I would suspect it's smartd running checks against those disks. You could test by disabling it. But, for what it's worth, let me just state that what you're doing is not only unsupported but, based on experience, not a very good idea. It's stuff like that which causes people to come running back saying their VMs are blown up and helping with data recovery. Caveat emptor.
First of all, thanks for your answer!
My budget is limited, so that is why I went this way.
I tried the command "/etc/init.d/smartd stop" and then started the disk enclosure, but the disks still spin up and down.
Isn't passthrough of USB devices officially supported? I specifically went that way, as it is available via the GUI, so I thought supported.
My first idea was to buy a small NAS (Synology, QNAP, ... ) but:
So I decided to buy an external enclosure that just houses the disks (4 bays) and shows those disks as separate disks (JBOD) via a fast interface supported by VMware (USB 3.1 gen 2 from ESXi 7.0), and then passthrough those disks to a VM. By this I can chose which OS I want to use to control those disks + have the possibility to backup/snapshot the OS.

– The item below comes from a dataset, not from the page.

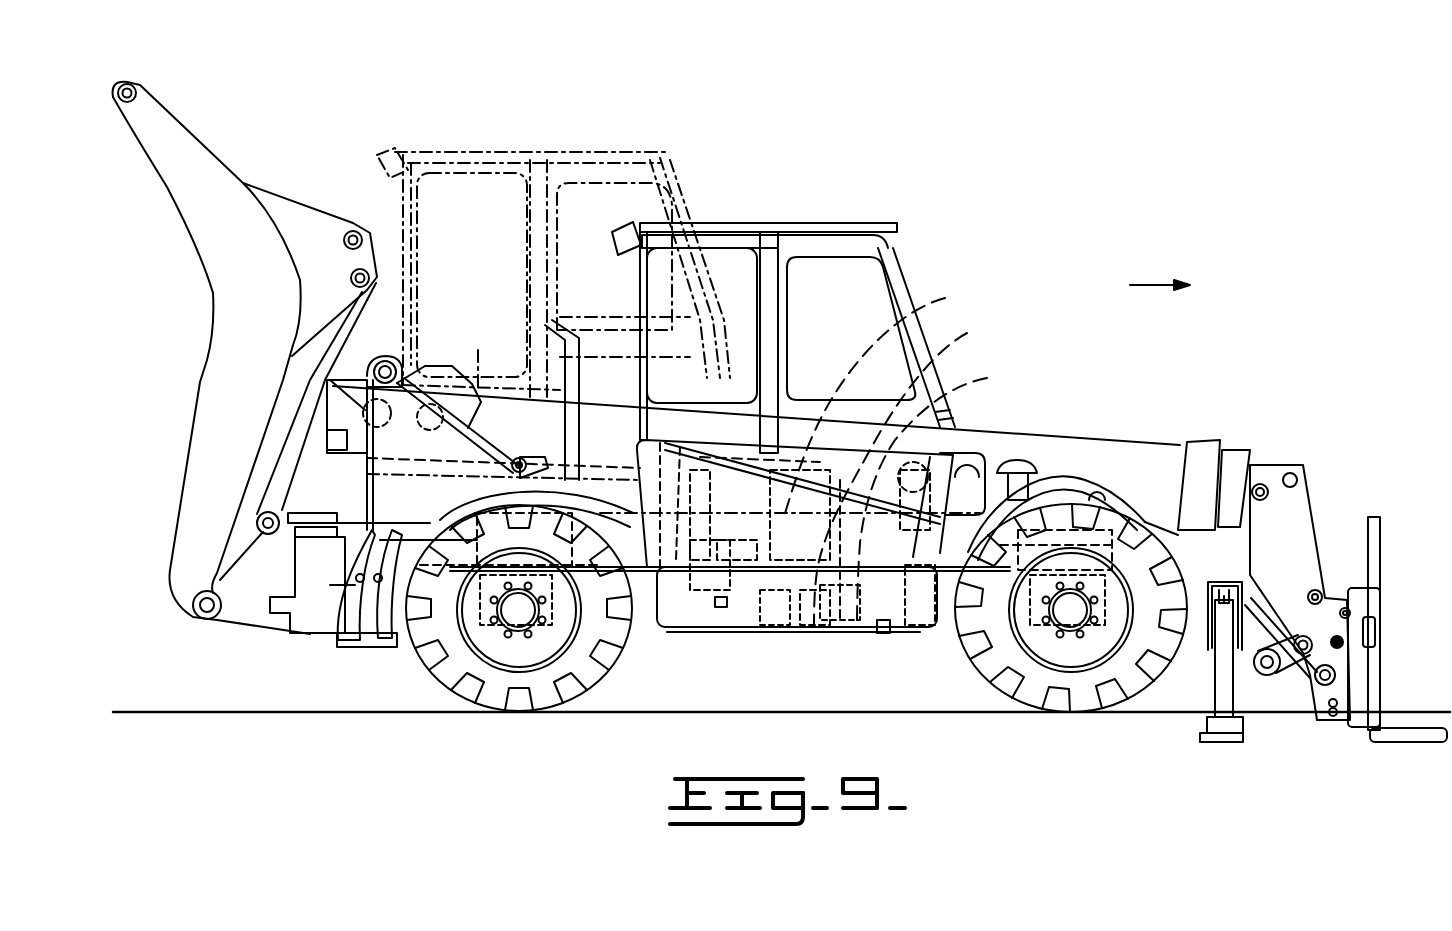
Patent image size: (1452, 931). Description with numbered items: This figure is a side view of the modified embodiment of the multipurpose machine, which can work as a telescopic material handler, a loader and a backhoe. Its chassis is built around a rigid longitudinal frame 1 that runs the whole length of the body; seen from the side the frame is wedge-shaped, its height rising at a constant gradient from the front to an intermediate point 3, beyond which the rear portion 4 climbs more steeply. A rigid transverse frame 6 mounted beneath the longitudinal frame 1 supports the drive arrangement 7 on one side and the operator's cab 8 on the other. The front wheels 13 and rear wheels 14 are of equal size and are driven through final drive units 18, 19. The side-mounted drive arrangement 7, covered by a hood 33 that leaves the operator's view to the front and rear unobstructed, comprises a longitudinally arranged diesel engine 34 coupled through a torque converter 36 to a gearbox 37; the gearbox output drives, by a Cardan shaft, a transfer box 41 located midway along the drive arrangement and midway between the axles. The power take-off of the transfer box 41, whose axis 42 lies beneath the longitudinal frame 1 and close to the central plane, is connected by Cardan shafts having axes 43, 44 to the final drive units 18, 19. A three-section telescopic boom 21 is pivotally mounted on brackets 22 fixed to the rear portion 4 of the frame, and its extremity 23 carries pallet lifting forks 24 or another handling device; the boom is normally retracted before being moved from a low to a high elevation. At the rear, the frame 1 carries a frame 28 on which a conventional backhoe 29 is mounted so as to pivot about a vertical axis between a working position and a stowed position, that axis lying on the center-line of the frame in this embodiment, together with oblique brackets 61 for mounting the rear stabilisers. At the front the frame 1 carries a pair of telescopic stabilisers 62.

- I don't like those OS'es (bugs, crappy GUIs, missing features, limited lifetime support, ...)
- You can't snapshot/backup them in a good way
- You are stuck with their OS, and can't switch to something else.
Pass-through of *things* are generally supported, but every time someone does it it's suspect and most times should be avoided. ESXi doesn't do USB storage well, and virtual machines were not designed to be hosted across such an interface. Couple that with the fact that, by doing JBOD, you have no disk-level redundancy as well as only a single spindle for performance, and you're really rolling the dice. What level of risk you're willing to accept is up to you, but an external NAS like a Synology is a far better choice. And they're so frequently deployed in this home lab community (I myself run two different ones) and have a good enough set of features that it's the preferred way to go.
I understand your point of view, but the whole idea is to have more flexibility... not being manufacturer or OS dependent.
In my case I would attach 2 of 4 JBODs, via the USB passthrough, and use Windows Storage Pools to have redundancy.
I did already some tests (when the disks are running stable), and it works like a charm. There is also the benefit that I can attach my Storage Pools to any Windows machine, import them, and I'm ready.
I agree, redundancy is definitely important, but for me the speed/iops is les of importance.
In your first post you spoke about smartd... are there any other processes that we can test with?